A key question in the international debate around relief to Syria’s civilians is whether aid groups should provide relief from neighboring countries into rebel-held areas. If they do, the Syrian government is likely to expel them from Damascus and other areas it controls. And without Syrian government consent, humanitarian relief efforts in opposition areas could come under attack by government forces.
This fear, as well as concerns over the legality of operations across borders without government consent, has hamstrung the major UN relief agencies in opposition-controlled areas. UN agencies have reached opposition areas only through circuitous “cross-line” operations, in which convoys have needed to traverse dozens of checkpoints and travel hundreds of miles from Damascus to reach areas more easily accessible from Turkey or Jordan.
With UN agencies sidelined in opposition-held areas, non-governmental relief agencies have been forced largely to choose between playing by the government’s rules, working from Damascus and primarily serving people in government-held areas, or engaging in cross-border operations from Turkey and Jordan but not being able to work through Damascus in government-held areas.
The Syrian government should end its humanitarian blackmail. It should be held accountable for denying aid to civilians trapped in the conflict, a violation of the laws of war. A United Nations Security Council referral of the situation in Syria to the International Criminal Court would allow these war crimes to be addressed.
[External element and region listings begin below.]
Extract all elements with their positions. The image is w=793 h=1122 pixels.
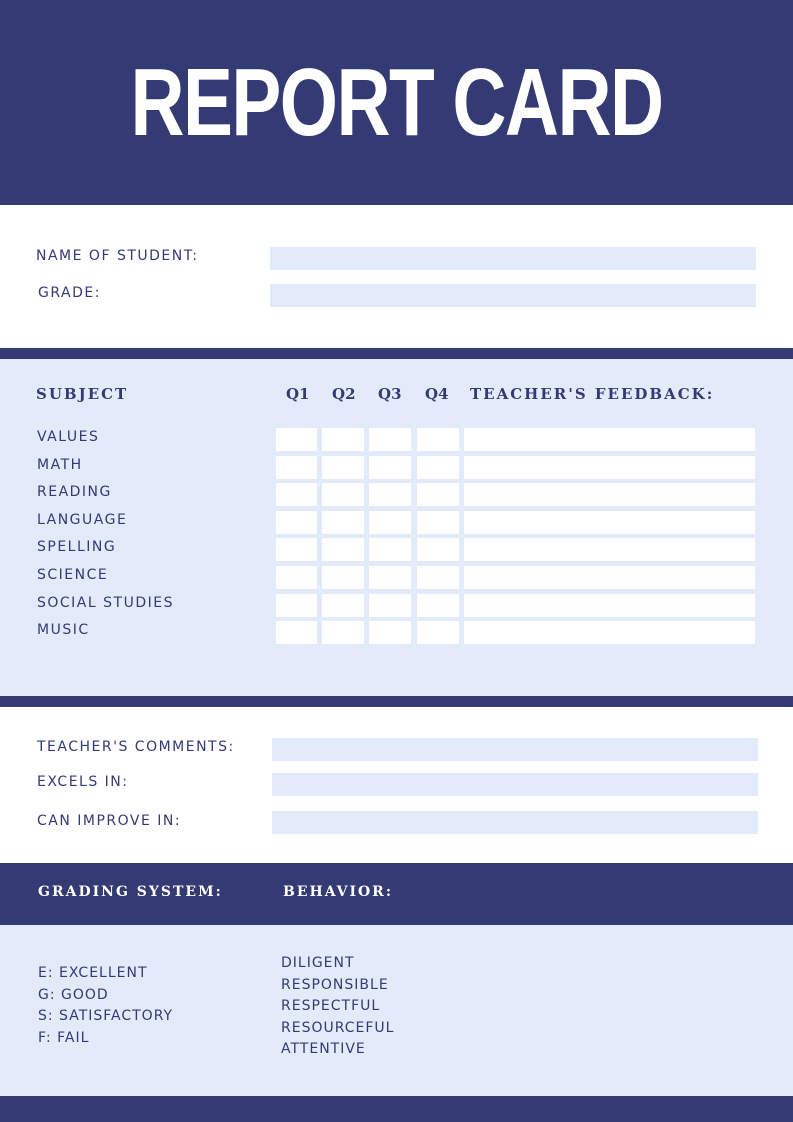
behavior-item: RESPECTFUL (281, 998, 381, 1014)
q2-cell[interactable] (322, 510, 364, 534)
q1-header: Q1 (286, 385, 310, 403)
q3-cell[interactable] (369, 510, 411, 534)
q1-cell[interactable] (276, 483, 317, 507)
subject-label: VALUES (37, 429, 100, 445)
subject-label: SOCIAL STUDIES (37, 594, 174, 611)
q2-cell[interactable] (322, 428, 364, 451)
feedback-cell[interactable] (464, 621, 755, 645)
q4-cell[interactable] (417, 538, 459, 562)
feedback-cell[interactable] (464, 566, 755, 589)
q3-cell[interactable] (369, 538, 411, 562)
grade-label: GRADE: (38, 285, 101, 301)
grading-item: S: SATISFACTORY (38, 1008, 174, 1024)
q2-cell[interactable] (322, 483, 364, 507)
q4-header: Q4 (425, 385, 449, 403)
q2-header: Q2 (332, 385, 356, 403)
q4-cell[interactable] (417, 510, 459, 534)
feedback-cell[interactable] (464, 428, 755, 451)
teacher-comments-field[interactable] (272, 738, 758, 761)
subject-label: LANGUAGE (37, 511, 128, 528)
subject-label: SCIENCE (37, 567, 109, 583)
subject-label: READING (37, 484, 112, 501)
name-label: NAME OF STUDENT: (36, 248, 199, 264)
feedback-cell[interactable] (464, 538, 755, 562)
behavior-header: BEHAVIOR: (283, 884, 393, 900)
q3-cell[interactable] (369, 483, 411, 507)
improve-field[interactable] (272, 811, 758, 834)
behavior-item: RESOURCEFUL (281, 1019, 395, 1036)
grading-list: E: EXCELLENT G: GOOD S: SATISFACTORY F: … (38, 963, 173, 1049)
q4-cell[interactable] (417, 428, 459, 451)
subject-header: SUBJECT (36, 385, 129, 403)
feedback-header: TEACHER'S FEEDBACK: (470, 385, 715, 403)
q1-cell[interactable] (276, 428, 317, 451)
q4-cell[interactable] (417, 593, 459, 617)
q3-cell[interactable] (369, 455, 411, 479)
q2-cell[interactable] (322, 455, 364, 479)
q1-cell[interactable] (276, 455, 317, 479)
grading-item: F: FAIL (38, 1029, 90, 1046)
behavior-item: ATTENTIVE (281, 1041, 366, 1057)
excels-label: EXCELS IN: (37, 774, 129, 790)
grading-item: E: EXCELLENT (38, 965, 148, 981)
grade-field[interactable] (270, 284, 756, 307)
improve-label: CAN IMPROVE IN: (37, 813, 182, 829)
grading-item: G: GOOD (38, 986, 109, 1003)
grading-header: GRADING SYSTEM: (38, 884, 223, 900)
behavior-item: RESPONSIBLE (281, 976, 389, 993)
feedback-cell[interactable] (464, 593, 755, 617)
q3-header: Q3 (378, 385, 402, 403)
q4-cell[interactable] (417, 483, 459, 507)
feedback-cell[interactable] (464, 455, 755, 479)
divider (0, 348, 793, 359)
page-title: REPORT CARD (130, 48, 665, 156)
legend-section (0, 925, 793, 1096)
q4-cell[interactable] (417, 566, 459, 589)
q1-cell[interactable] (276, 538, 317, 562)
footer-bar (0, 1096, 793, 1122)
teacher-comments-label: TEACHER'S COMMENTS: (37, 739, 235, 755)
legend-header-bar (0, 863, 793, 925)
q2-cell[interactable] (322, 621, 364, 645)
header-banner (0, 0, 793, 205)
divider (0, 696, 793, 707)
q2-cell[interactable] (322, 566, 364, 589)
q3-cell[interactable] (369, 428, 411, 451)
q1-cell[interactable] (276, 566, 317, 589)
feedback-cell[interactable] (464, 483, 755, 507)
subject-label: SPELLING (37, 539, 117, 556)
q2-cell[interactable] (322, 593, 364, 617)
q3-cell[interactable] (369, 593, 411, 617)
q1-cell[interactable] (276, 510, 317, 534)
name-field[interactable] (270, 247, 756, 270)
q3-cell[interactable] (369, 566, 411, 589)
q3-cell[interactable] (369, 621, 411, 645)
behavior-list: DILIGENT RESPONSIBLE RESPECTFUL RESOURCE… (281, 953, 394, 1061)
q1-cell[interactable] (276, 593, 317, 617)
behavior-item: DILIGENT (281, 955, 355, 971)
subject-label: MUSIC (37, 622, 90, 639)
subject-label: MATH (37, 456, 83, 473)
q1-cell[interactable] (276, 621, 317, 645)
feedback-cell[interactable] (464, 510, 755, 534)
excels-field[interactable] (272, 773, 758, 796)
q4-cell[interactable] (417, 621, 459, 645)
q2-cell[interactable] (322, 538, 364, 562)
q4-cell[interactable] (417, 455, 459, 479)
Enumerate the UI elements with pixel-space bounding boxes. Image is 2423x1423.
The Geneva Conventions require all parties to the conflict to allow and facilitate rapid and unimpeded passage of impartial humanitarian relief to civilians and the wounded.
Humanitarian organizations should be able to conduct their operations transparently throughout Syria — including assisting non-combatants and combatants placed “hors de combat” because of sickness, wounds, or detention.
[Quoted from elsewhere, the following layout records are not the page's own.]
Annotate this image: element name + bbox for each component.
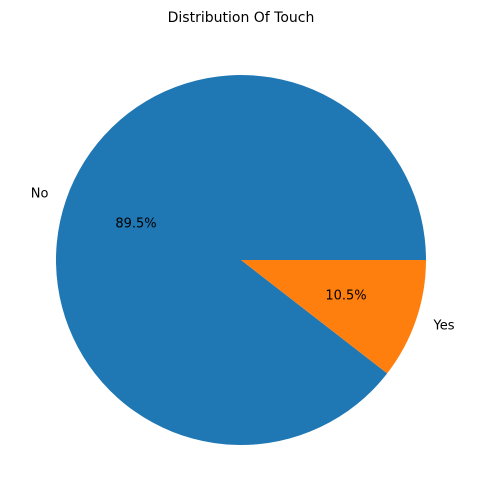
pie-slice-yes [241,260,426,374]
chart-title: Distribution Of Touch [168,10,315,26]
percent-label-yes: 10.5% [325,288,366,303]
pie-labels: No 89.5% Yes 10.5% [31,187,455,334]
percent-label-no: 89.5% [115,217,156,232]
pie-slices [55,75,427,446]
category-label-no: No [31,187,49,202]
category-label-yes: Yes [433,318,455,333]
pie-slice-no [55,75,427,446]
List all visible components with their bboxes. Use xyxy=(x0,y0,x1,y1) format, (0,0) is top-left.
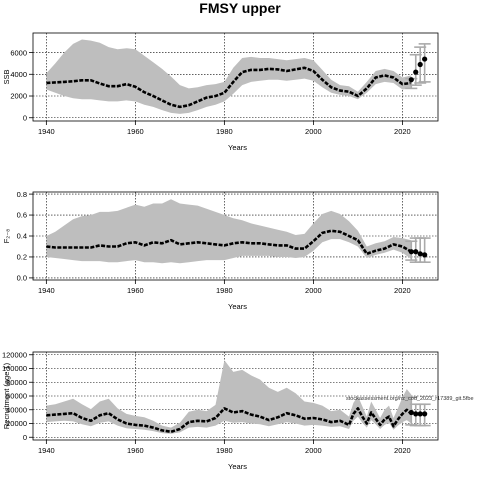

The Security Council should certainly be more vocal about the imperative to provide access to those in need of basic civilian necessities. Sadly, Russia has stood in the way. UN agencies could take additional steps to address this crisis as well.
Relief providers herald the occasions when they successfully reach opposition-held areas, as the ICRC did in June when it reported that it had delivered life-saving surgical equipment “to a hospital in an area controlled by the armed opposition in eastern Aleppo” and other medical supplies to hospitals in Jaramana and Bludan, outside of Damascus. But relief providers might also want to be vocal about the government’s restrictions on delivering crucial aid to populations they could easily reach, as the ICRC did recently about the government’s ongoing siege of neighborhoods in the governorate of Homs.
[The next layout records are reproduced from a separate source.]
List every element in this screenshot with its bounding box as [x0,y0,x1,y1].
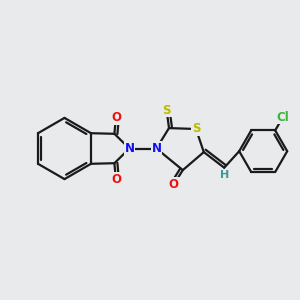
Text: S: S [162,103,171,117]
Text: O: O [169,178,179,191]
Text: Cl: Cl [277,111,290,124]
Text: N: N [152,142,161,155]
Text: H: H [220,170,230,180]
Text: O: O [111,111,121,124]
Text: O: O [111,173,121,186]
Text: S: S [192,122,200,136]
Text: N: N [124,142,134,155]
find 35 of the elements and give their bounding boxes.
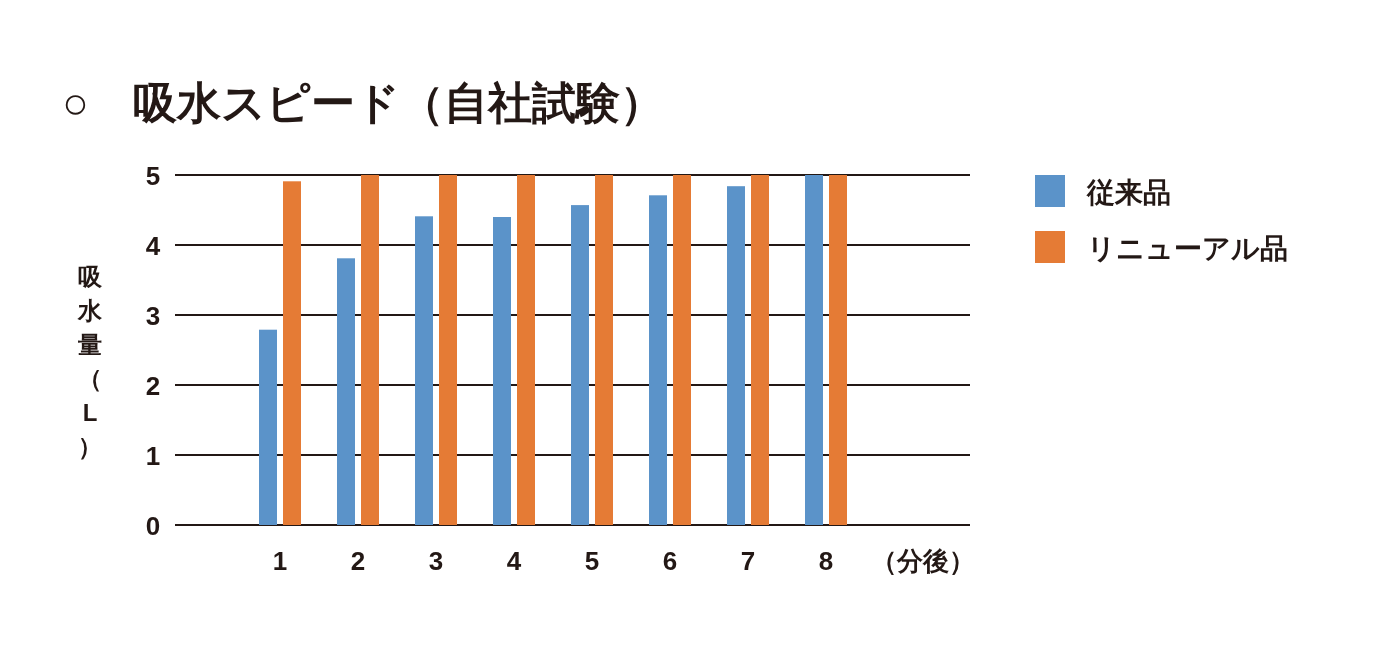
y-tick-label: 3 — [145, 301, 161, 331]
bar — [361, 175, 379, 525]
x-tick-label: 2 — [350, 546, 366, 576]
bar — [283, 181, 301, 525]
y-axis-title: 吸水量（L） — [77, 263, 103, 460]
bar — [415, 216, 433, 525]
x-tick-label: 4 — [506, 546, 522, 576]
bar — [259, 329, 277, 525]
x-tick-label: 7 — [740, 546, 756, 576]
y-tick-label: 2 — [145, 371, 161, 401]
bar — [571, 205, 589, 525]
y-tick-label: 5 — [145, 161, 161, 191]
bar — [805, 175, 823, 525]
legend-label: 従来品 — [1086, 177, 1171, 208]
bar — [649, 195, 667, 525]
bar — [595, 175, 613, 525]
x-axis-title: （分後） — [871, 546, 975, 576]
bar — [439, 175, 457, 525]
x-tick-label: 8 — [818, 546, 834, 576]
chart-title: ○ 吸水スピード（自社試験） — [62, 78, 664, 127]
bar — [727, 186, 745, 525]
y-tick-label: 1 — [145, 441, 161, 471]
x-tick-label: 5 — [584, 546, 600, 576]
x-tick-label: 3 — [428, 546, 444, 576]
legend-label: リニューアル品 — [1087, 233, 1288, 264]
x-tick-label: 1 — [272, 546, 288, 576]
bar — [673, 175, 691, 525]
bar — [337, 258, 355, 525]
x-tick-label: 6 — [662, 546, 678, 576]
y-tick-label: 4 — [145, 231, 161, 261]
bar — [829, 175, 847, 525]
bar — [493, 217, 511, 525]
bar — [751, 175, 769, 525]
bar — [517, 175, 535, 525]
y-tick-label: 0 — [145, 511, 161, 541]
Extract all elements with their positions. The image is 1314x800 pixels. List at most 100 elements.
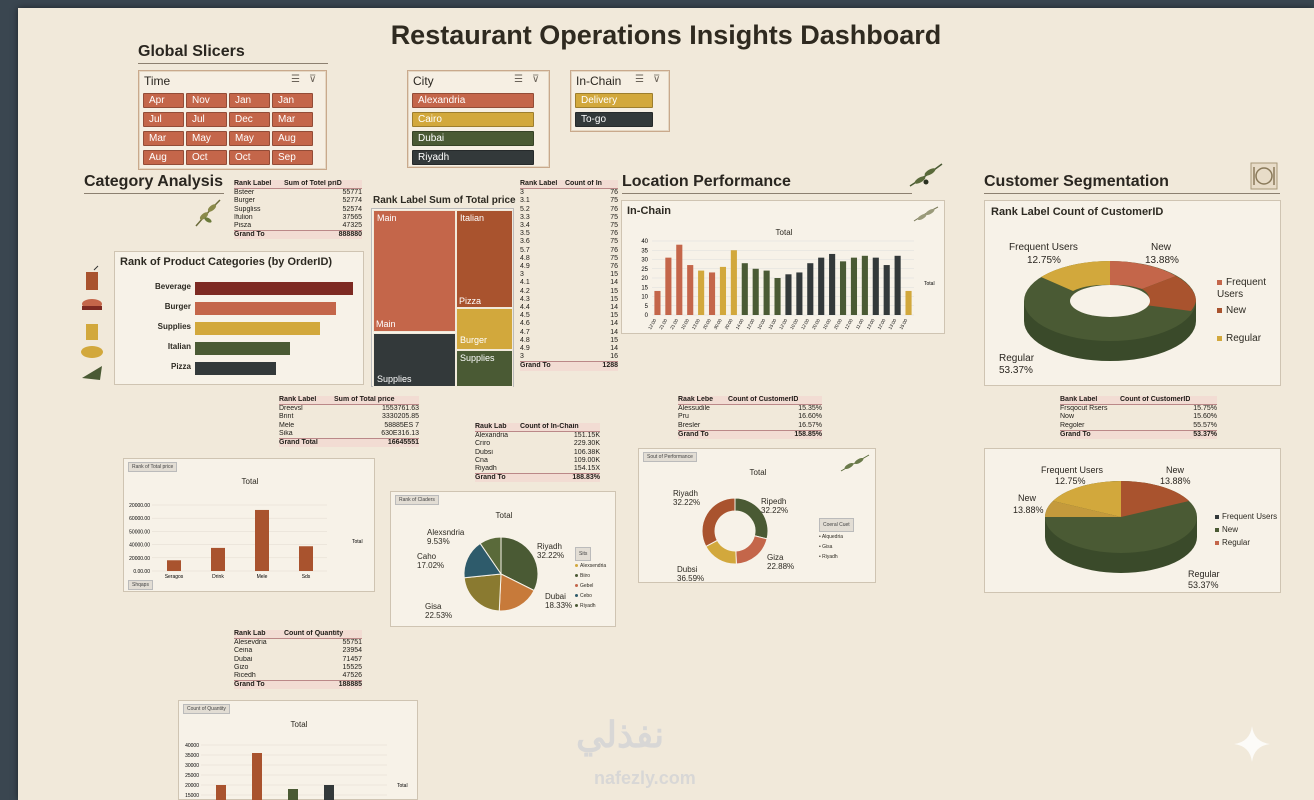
treemap-cell-main-2: Main — [373, 317, 456, 329]
pizza-slice-icon — [82, 366, 102, 380]
pivot-row-value: 14 — [610, 279, 618, 287]
treemap-cell-supplies-2: Supplies — [456, 350, 513, 387]
pivot-col-header[interactable]: Rank Lab — [234, 630, 266, 637]
chart-cities-pie: Rank of Claders Total Alexsndria 9.53% Riy… — [390, 491, 616, 627]
pivot-row-value: 76 — [610, 189, 618, 197]
pivot-row-label: 4.1 — [520, 279, 530, 287]
slicer-item-dec[interactable]: Dec — [229, 112, 270, 127]
pivot-col-header[interactable]: Rauk Lab — [475, 423, 507, 430]
label-new-2-pct: 13.88% — [1013, 505, 1044, 515]
slicer-item-oct[interactable]: Oct — [229, 150, 270, 165]
slicer-item-may[interactable]: May — [229, 131, 270, 146]
slicer-item-apr[interactable]: Apr — [143, 93, 184, 108]
pivot-row: Supgliss 52574 — [234, 206, 362, 214]
chart-location-donut: Sout of Performance Total Riyadh 32.22% Ri… — [638, 448, 876, 583]
multi-select-icon[interactable]: ☰ — [635, 74, 644, 85]
pivot-row: 3 15 — [520, 271, 618, 279]
slicer-item-mar[interactable]: Mar — [143, 131, 184, 146]
inchain-bar — [654, 290, 661, 315]
pivot-row: Regoler 55.57% — [1060, 422, 1217, 430]
slicer-item-sep[interactable]: Sep — [272, 150, 313, 165]
y-tick-label: 35 — [641, 248, 648, 254]
quantity-bar — [252, 753, 262, 800]
legend-header[interactable]: Sits — [575, 547, 592, 561]
price-plot: 20000.00 60000.00 50000.00 40000.00 20000.00… — [129, 503, 362, 580]
slicer-item-aug[interactable]: Aug — [272, 131, 313, 146]
multi-select-icon[interactable]: ☰ — [291, 74, 300, 85]
chart-title: Rank Label Count of CustomerID — [991, 206, 1164, 218]
slicer-item-jan[interactable]: Jan — [272, 93, 313, 108]
pivot-row: 4.8 15 — [520, 337, 618, 345]
slicer-item-riyadh[interactable]: Riyadh — [412, 150, 534, 165]
pivot-row-label: Dubsi — [475, 448, 493, 456]
legend-text: Gisa — [822, 544, 833, 550]
slicer-item-jan[interactable]: Jan — [229, 93, 270, 108]
clear-filter-icon[interactable]: ⊽ — [653, 74, 661, 85]
multi-select-icon[interactable]: ☰ — [514, 74, 523, 85]
donut-label: Dubsi — [677, 565, 698, 574]
slicer-item-jul[interactable]: Jul — [186, 112, 227, 127]
legend-header[interactable]: Coeral Cuet — [819, 518, 854, 532]
legend-marker — [575, 564, 578, 567]
slicer-item-mar[interactable]: Mar — [272, 112, 313, 127]
pivot-row: Dreevsl 1553761.63 — [279, 405, 419, 413]
y-tick-label: 20 — [641, 276, 648, 282]
watermark-url: nafezly.com — [594, 768, 696, 788]
legend-text: Biiro — [580, 573, 591, 579]
clear-filter-icon[interactable]: ⊽ — [532, 74, 540, 85]
slicer-item-jul[interactable]: Jul — [143, 112, 184, 127]
inchain-bar — [850, 257, 858, 315]
x-tick-label: 13:00 — [887, 318, 897, 331]
pie-label-pct: 22.53% — [425, 611, 453, 620]
pivot-col-header[interactable]: Bank Label — [1060, 396, 1098, 403]
slicer-item-delivery[interactable]: Delivery — [575, 93, 653, 108]
label-regular: Regular — [1188, 569, 1220, 579]
legend-item: Frequent Users — [1222, 512, 1278, 521]
slicer-item-dubai[interactable]: Dubai — [412, 131, 534, 146]
legend-text: Riyadh — [822, 554, 838, 560]
inchain-bar — [861, 255, 868, 315]
slicer-item-oct[interactable]: Oct — [186, 150, 227, 165]
x-tick-label: 10:00 — [789, 318, 799, 331]
filter-dropdown[interactable]: Shqaps — [128, 580, 153, 590]
pivot-row: 5.7 76 — [520, 247, 618, 255]
chart-tag: Rank of Claders — [395, 495, 439, 505]
pivot-row: 3.1 75 — [520, 197, 618, 205]
clear-filter-icon[interactable]: ⊽ — [309, 74, 317, 85]
pie-label: Alexsndria — [427, 528, 465, 537]
slicer-item-aug[interactable]: Aug — [143, 150, 184, 165]
pivot-row: Ifulion 37565 — [234, 214, 362, 222]
slicer-item-alexandria[interactable]: Alexandria — [412, 93, 534, 108]
pivot-table-inchain: Rauk Lab Count of In-Chain Alexandria 151.1… — [475, 423, 600, 483]
pivot-col-header: Sum of Totel priD — [284, 180, 342, 187]
pivot-col-header[interactable]: Raak Lebe — [678, 396, 714, 403]
chart-title: Total — [241, 477, 259, 486]
slicer-item-nov[interactable]: Nov — [186, 93, 227, 108]
dashboard-canvas: Restaurant Operations Insights Dashboard… — [18, 8, 1314, 800]
pivot-row-label: Dubai — [234, 655, 253, 663]
pivot-col-header[interactable]: Rank Label — [520, 180, 558, 187]
quantity-bar — [288, 789, 298, 800]
section-title-customer: Customer Segmentation — [984, 173, 1280, 194]
pivot-row-value: 52574 — [342, 205, 362, 213]
pivot-row-value: 75 — [610, 213, 618, 221]
pivot-col-header[interactable]: Rank Label — [279, 396, 317, 403]
pivot-total-label: Grand Total — [279, 439, 318, 447]
pivot-col-header: Count of In-Chain — [520, 423, 579, 430]
pivot-grand-total: Grand To 1288 — [520, 361, 618, 371]
x-tick-label: 15:00 — [767, 318, 777, 331]
pivot-col-header[interactable]: Rank Label — [234, 180, 272, 187]
pivot-total-value: 888880 — [338, 231, 362, 239]
x-tick-label: 13:00 — [866, 318, 876, 331]
slicer-item-to-go[interactable]: To-go — [575, 112, 653, 127]
y-tick-label: 10 — [641, 295, 648, 301]
pivot-row-label: Dreevsl — [279, 405, 303, 413]
quantity-plot: 40000350003000025000200001500010000Total — [185, 743, 408, 800]
pivot-row-value: 229.30K — [573, 440, 600, 448]
slicer-item-may[interactable]: May — [186, 131, 227, 146]
slicer-item-cairo[interactable]: Cairo — [412, 112, 534, 127]
pivot-row: 4.9 76 — [520, 263, 618, 271]
legend-customer: Frequent Users New Regular — [1217, 277, 1277, 345]
pivot-row-label: 4.9 — [520, 345, 530, 353]
pivot-row-label: Ricedh — [234, 672, 256, 680]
Likewise, when humanitarian organizations are unable to plan a cross-line relief operation because armed oppositions groups refuse to facilitate it, they should speak out. The situation in Aleppo governorate today, with armed opposition groups reportedly besieging entire towns and preventing the passage of food, should be condemned. All parties to a conflict are required to help provide access to civilians and victims.
Although the UN is not itself delivering relief across borders, it has scaled up efforts to support relief agencies that are supplying this vital aid, and should continue to do so. At the same time, the UN should weigh the cost-benefit calculation of their decision to work exclusively through Damascus at the expense of accessing rebel-held areas from Turkey and Jordan.
Donors need to understand that they need creative and multifaceted plans to meet the needs of people in all parts of Syria. They should be open to letting various organizations work as their own mandates stipulate, and equip them with the resources they need to get the aid through, by whatever means of access they consider suitable.
Tamara Alrifai is the Middle East and North Africa advocacy director at Human Rights Watch.